憲法改悪推進テキスト~「つくる会」公民教科書の走狗ぶり(2)

越田稜(アジア民衆法廷準備会)

前回は「新しい歴史教科書をつくる会」主導作成による「公民教科書」(扶桑社版)における、憲法改悪推進の走狗ぶりに触れた。続いて今回も、その改悪補完装置構築の一端を指摘しておきたい。「つくる会・歴史教科書」が、ファナティックなニッポン国家主義者である西尾幹二の産物であるならば、「同会・公民教科書」は、エモーショナルなニッポン伝統文化愛着者である西部邁になる創造物であろう。いってみればダブル・ウェストによる一対の教材悪書といえようか。

90年代より保守タカ派と、つかず離れ改憲・廃憲を高唱してやまなかった西部は、彼がチョー過剰反応する、今日における政治混迷、経済沈滞、社会堕落のそれぞれの病巣を欧米の近代主義(民主主義、自由主義、個人主義)、ないしは産業主義と位置づけ、とりわけアメリカから日本が「押しいただいた日本国憲法」を忌み嫌い、憲法下にバラまかれた数かずの悪弊を、祖父たちが残したニッポンの歴史、伝統、文化、そして公秩序への回帰によって改めることを説き続けてきた。

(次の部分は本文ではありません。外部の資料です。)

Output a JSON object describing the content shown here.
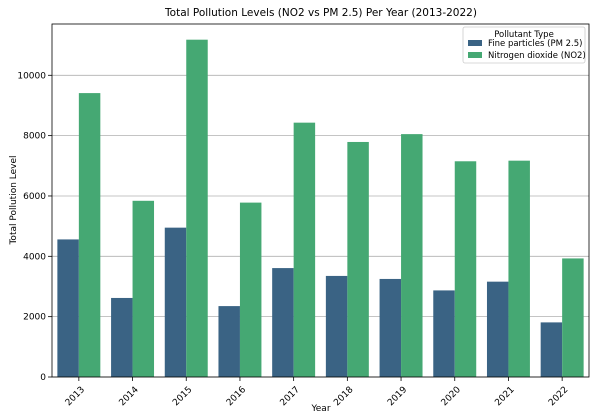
{
  "chart_data": {
    "type": "bar",
    "title": "Total Pollution Levels (NO2 vs PM 2.5) Per Year (2013-2022)",
    "xlabel": "Year",
    "ylabel": "Total Pollution Level",
    "ylim": [
      0,
      11700
    ],
    "yticks": [
      0,
      2000,
      4000,
      6000,
      8000,
      10000
    ],
    "grid": "horizontal",
    "legend_title": "Pollutant Type",
    "legend_position": "top-right",
    "categories": [
      "2013",
      "2014",
      "2015",
      "2016",
      "2017",
      "2018",
      "2019",
      "2020",
      "2021",
      "2022"
    ],
    "series": [
      {
        "name": "Fine particles (PM 2.5)",
        "color": "#3a6384",
        "values": [
          4560,
          2620,
          4950,
          2350,
          3610,
          3350,
          3250,
          2870,
          3160,
          1810
        ]
      },
      {
        "name": "Nitrogen dioxide (NO2)",
        "color": "#45a873",
        "values": [
          9410,
          5840,
          11180,
          5780,
          8430,
          7790,
          8050,
          7150,
          7170,
          3930
        ]
      }
    ]
  }
}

「公民教科書」パイロツト版「国民の道徳」(産経新聞社)、同教科書宣伝書「新しい教科書誕生!!』(PHP研究所)には、西部の日本国憲法への批判的言辞がアチコチに載っている。こんな調子である。「この“民主”憲法には歴史を背負うもの、つまり国民がいない。そして単なる人民の欲望が人権の名目で擁護される仕組になっている」「同憲法には、とんでもないヒューマニズムを基底とした平和主義があり、敗戦のトラウマによってか、国防意識が見えない」「歴史感覚、伝統精神で保証される健全な民衆の存在が問題なのであって、民主主義それ自体よいも悪いもない」etc.

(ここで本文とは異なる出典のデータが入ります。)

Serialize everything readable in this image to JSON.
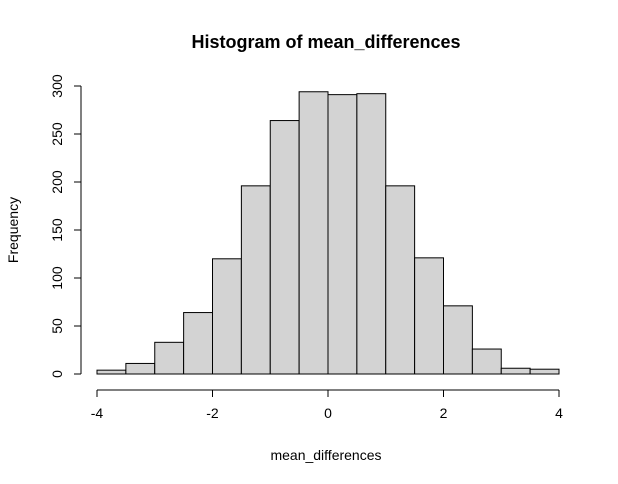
{
  "chart_data": {
    "type": "bar",
    "title": "Histogram of mean_differences",
    "xlabel": "mean_differences",
    "ylabel": "Frequency",
    "bin_width": 0.5,
    "bins": [
      {
        "x0": -4.0,
        "x1": -3.5,
        "count": 4
      },
      {
        "x0": -3.5,
        "x1": -3.0,
        "count": 11
      },
      {
        "x0": -3.0,
        "x1": -2.5,
        "count": 33
      },
      {
        "x0": -2.5,
        "x1": -2.0,
        "count": 64
      },
      {
        "x0": -2.0,
        "x1": -1.5,
        "count": 120
      },
      {
        "x0": -1.5,
        "x1": -1.0,
        "count": 196
      },
      {
        "x0": -1.0,
        "x1": -0.5,
        "count": 264
      },
      {
        "x0": -0.5,
        "x1": 0.0,
        "count": 294
      },
      {
        "x0": 0.0,
        "x1": 0.5,
        "count": 291
      },
      {
        "x0": 0.5,
        "x1": 1.0,
        "count": 292
      },
      {
        "x0": 1.0,
        "x1": 1.5,
        "count": 196
      },
      {
        "x0": 1.5,
        "x1": 2.0,
        "count": 121
      },
      {
        "x0": 2.0,
        "x1": 2.5,
        "count": 71
      },
      {
        "x0": 2.5,
        "x1": 3.0,
        "count": 26
      },
      {
        "x0": 3.0,
        "x1": 3.5,
        "count": 6
      },
      {
        "x0": 3.5,
        "x1": 4.0,
        "count": 5
      }
    ],
    "xlim": [
      -4,
      4
    ],
    "ylim": [
      0,
      300
    ],
    "x_ticks": [
      -4,
      -2,
      0,
      2,
      4
    ],
    "y_ticks": [
      0,
      50,
      100,
      150,
      200,
      250,
      300
    ],
    "grid": false,
    "bar_fill": "#d3d3d3",
    "bar_stroke": "#000000"
  }
}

西部と彼を信奉するその亜流たちによって、「公民教科書」の白表紙本が作成され、他社版を圧倒する99カ所の検定意見を文部科学省よりさずかり、この4月合格とあいなった。亜流のひとり、八木秀次(憲法学が専攻らしい)は「(検定意見による)修正後も私たちがこの教科書に記述したかった精神はそのまま残っている。むしろ検定意見を受けて抑制の効いたよい表現になった箇所もあるくらいである」(『新しい歴史教科書「つくる会」の主張』〈徳間書店〉)と、厚顔無恥にもつぶやいている。

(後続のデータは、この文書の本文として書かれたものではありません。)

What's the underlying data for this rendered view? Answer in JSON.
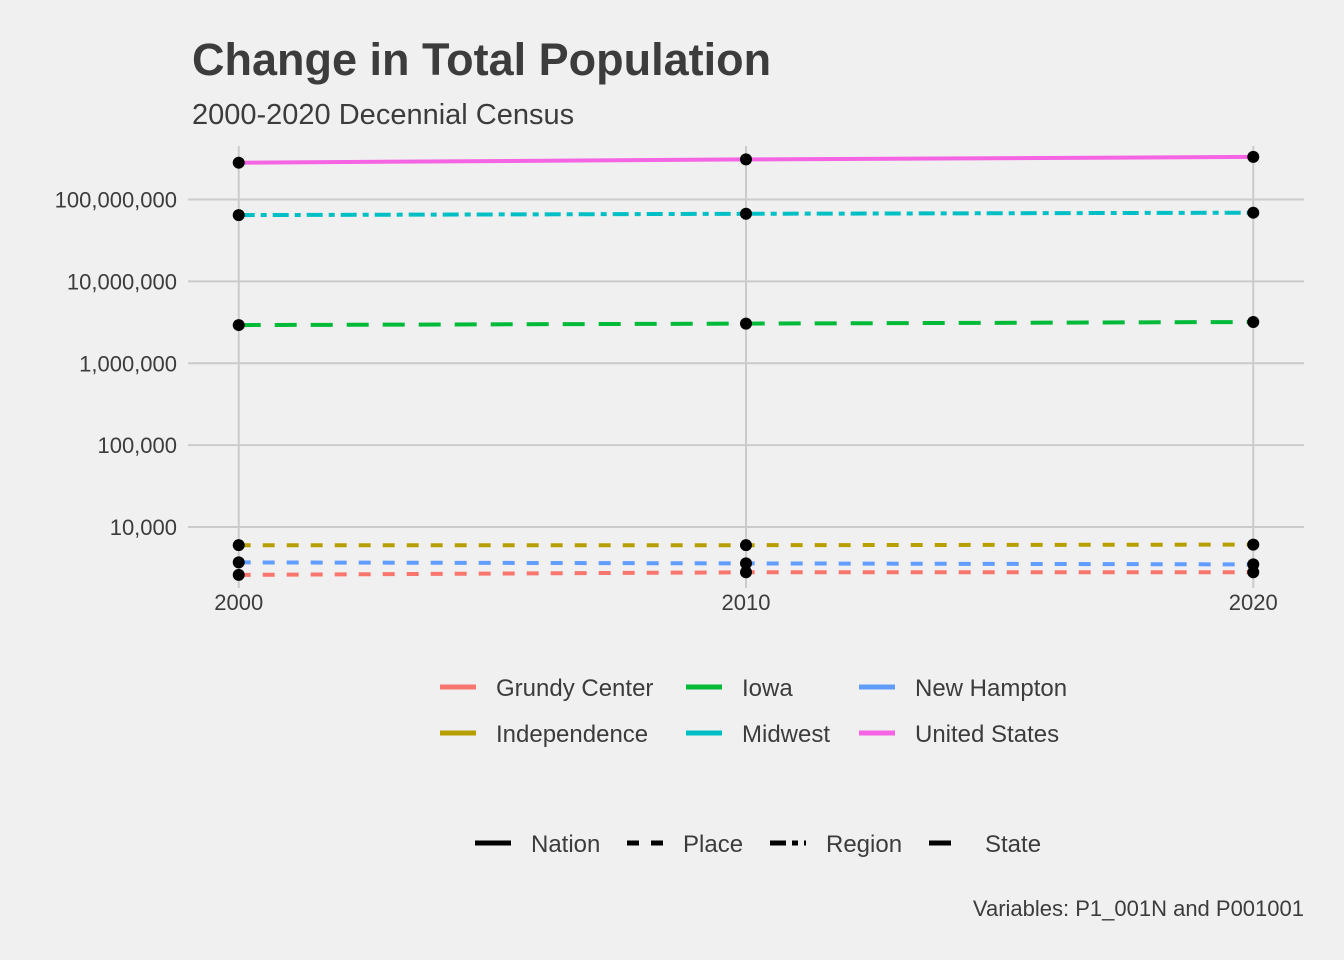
{
  "chart_data": {
    "type": "line",
    "title": "Change in Total Population",
    "subtitle": "2000-2020 Decennial Census",
    "caption": "Variables: P1_001N and P001001",
    "xlabel": "",
    "ylabel": "",
    "x": [
      2000,
      2010,
      2020
    ],
    "x_ticks": [
      "2000",
      "2010",
      "2020"
    ],
    "y_scale": "log10",
    "ylim": [
      1800,
      450000000
    ],
    "y_ticks": [
      {
        "value": 10000,
        "label": "10,000"
      },
      {
        "value": 100000,
        "label": "100,000"
      },
      {
        "value": 1000000,
        "label": "1,000,000"
      },
      {
        "value": 10000000,
        "label": "10,000,000"
      },
      {
        "value": 100000000,
        "label": "100,000,000"
      }
    ],
    "grid": true,
    "legend_position": "bottom",
    "series": [
      {
        "name": "Grundy Center",
        "color": "#f8766d",
        "type": "Place",
        "values": [
          2600,
          2800,
          2800
        ]
      },
      {
        "name": "Independence",
        "color": "#b79f00",
        "type": "Place",
        "values": [
          6000,
          6000,
          6100
        ]
      },
      {
        "name": "Iowa",
        "color": "#00ba38",
        "type": "State",
        "values": [
          2926324,
          3046355,
          3190369
        ]
      },
      {
        "name": "Midwest",
        "color": "#00bfc4",
        "type": "Region",
        "values": [
          64392776,
          66927001,
          68985454
        ]
      },
      {
        "name": "New Hampton",
        "color": "#619cff",
        "type": "Place",
        "values": [
          3700,
          3600,
          3500
        ]
      },
      {
        "name": "United States",
        "color": "#f564e3",
        "type": "Nation",
        "values": [
          281421906,
          308745538,
          331449281
        ]
      }
    ],
    "type_legend": [
      {
        "name": "Nation",
        "dash": "none"
      },
      {
        "name": "Place",
        "dash": "12,12"
      },
      {
        "name": "Region",
        "dash": "16,6,6,6"
      },
      {
        "name": "State",
        "dash": "22,14"
      }
    ]
  }
}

合格本「同公民教科書」からひとくだり。第2章・第4節 主権国家と国際関係・(20)主権国家、国旗・国歌より、「経済と情報のグローバリズムが進み、モノ、カネ、人、情報が自由に行き交うようになるにしたがって、各国ではこれまでにも増して明確な国家意識を必要とするようになってきた。国旗・国歌は国家を象徴するものであリ、その国の歴史や理想をあらわしたものである。国を愛することは国旗・国歌を尊重する態度につながる。また自分の国を愛することで初めて他の国を理解することもできる。私たちにはまず何より、自国の国旗・国歌を尊重する態度が必要である。そして基本的な国際儀礼として、他の国の国旗・国歌をも尊重することが必要である」

数かずの国家的抑圧に抗し、日本国憲法の理念実現に尽カし、国家を超えて「ひと」をこよなく愛した先達たちの営為を思い起こす契機となれば、実はこの合格本も反面教師の役割を大いに果たしているのかもしれない。